Ce serait trop dur de limiter nos émissions ? Augmentons la capacité de la planète à les récupérer ! C’est ainsi que les forêts reviennent périodiquement sur le devant de la scène, à cause de toutes les vertus qu’il y aurait à les prendre en compte comme moyen de compenser les émissions de gaz carbonique liées aux activités humaines. Comme d’habitude, le Diable est dans la règle de trois : peut-on se fixer les idées sur les ordres de grandeur en présence ?

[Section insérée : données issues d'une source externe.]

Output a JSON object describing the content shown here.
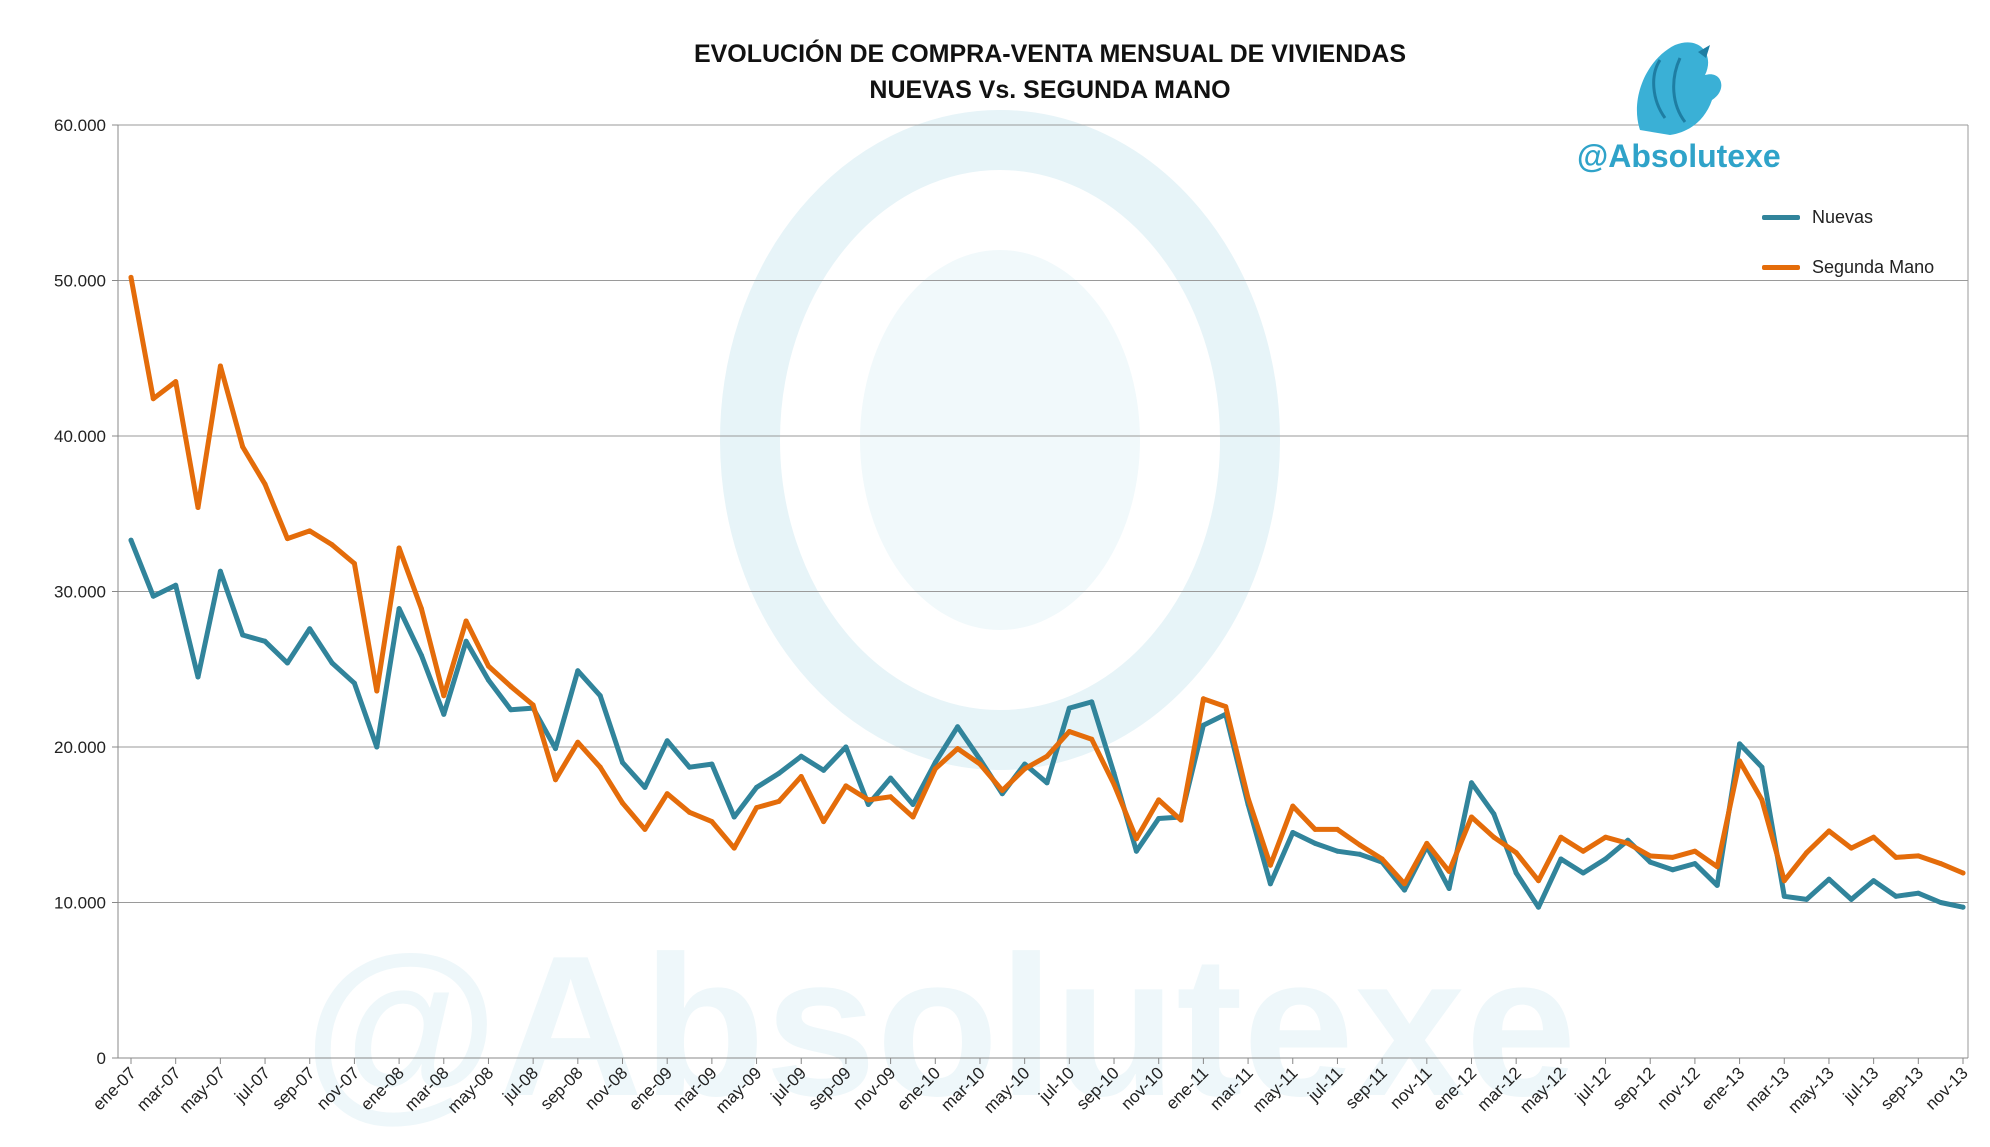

Tout une forêt n’est pas un puits de carbone quelles que soient les conditions. Elle est évidemment un puits de carbone quand elle est jeune et qu’elle remplace un sol agricole. En effet, en pareil cas la teneur en carbone du sol augmente, et la quantité de carbone stockée dans la partie aérienne des arbres augmente aussi. Mais quand elle est jeune et qu’elle remplace une prairie, c’est moins évident (voir plus bas).
Et quand la forêt est arrivée à maturité (cas des forêts qui ont dépassé le siècle, en gros), avec des arbres qui meurent et des arbres qui poussent, alors elle émet à peu près autant de CO2 qu’elle n’en absorbe. Certes des arbres poussent, mais la décomposition de ceux qui sont morts (ou plus exactement la respiration des micro-organismes qui se nourrissent de la matière organique des êtres morts) conduit à des émissions de CO2 à peu près équivalentes à ce qui est absorbé par la croissance des arbres vivants.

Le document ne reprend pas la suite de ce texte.